Зоре остался один — на середине площади. Стройный и широкогрудый, он стоял, как прекрасная статуя на грандиозном пьедестале, окруженный, словно сияющим нимбом, блестящими цепями. За ним ровно дышал океан. Небо было ярким и плоским.
Зоре поднял голову и посмотрел на людей. Издалека казалось, что он хочет заговорить, но он ничего не сказал и только обвел спокойными глазами всю площадь.
В эту минуту на трибуне правительства к перилам подошел То-Кихо. Он поднял тонкую руку в перчатке, потом вдруг наставил длинный указательный палец на эшафот.
— Приговор правительства, — сказал он своим знаменитым, пронзительным и жестким голосом, которого все боялись, — гласит: так будет со всеми, кто заболеет красной чумой. Мы уничтожим эпидемию. Именем Парламента мира, именем Правительства Штатов, именем порядка и закона…

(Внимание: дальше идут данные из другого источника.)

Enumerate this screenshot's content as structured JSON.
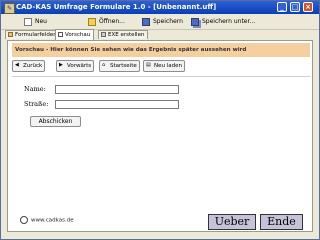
{
  "window": {
    "title": "CAD-KAS Umfrage Formulare 1.0 - [Unbenannt.uff]",
    "min_label": "_",
    "max_label": "□",
    "close_label": "×"
  },
  "toolbar": {
    "new_label": "Neu",
    "open_label": "Öffnen...",
    "save_label": "Speichern",
    "save_as_label": "Speichern unter..."
  },
  "tabs": [
    {
      "label": "Formularfelder"
    },
    {
      "label": "Vorschau"
    },
    {
      "label": "EXE erstellen"
    }
  ],
  "preview": {
    "banner_text": "Vorschau - Hier können Sie sehen wie das Ergebnis später aussehen wird",
    "nav": {
      "back_label": "Zurück",
      "forward_label": "Vorwärts",
      "home_label": "Startseite",
      "reload_label": "Neu laden"
    },
    "form": {
      "name_label": "Name:",
      "name_value": "",
      "street_label": "Straße:",
      "street_value": "",
      "submit_label": "Abschicken"
    }
  },
  "footer": {
    "website": "www.cadkas.de",
    "about_label": "Ueber",
    "exit_label": "Ende"
  }
}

Но речь премьера и чтение приговора были неожиданно прерваны. Откуда-то раздался напев — громкий, ясный, бодрый и радостный напев. Борис вздрогнул, — он знал эти слова, этот родной с детства мотив. Какой-то безумный громкоговоритель разносил по всему миру боевые волны «Интернационала».
Толпой овладело страшное волнение. И среди этого волнения к голосу громкоговорителя присоединился сильный и глубокий человеческий голос. Это запел Зоре.
Вивич, обернувшись, сердито закричал что-то подбежавшему полицейскому и, подняв бинокль, поспешно прицелился. Секунду спустя с эшафотом, под неумолчное пение, начало происходить то же, что случилось со стальной скалой, фонарем в башне правительства и зданием английского посольства…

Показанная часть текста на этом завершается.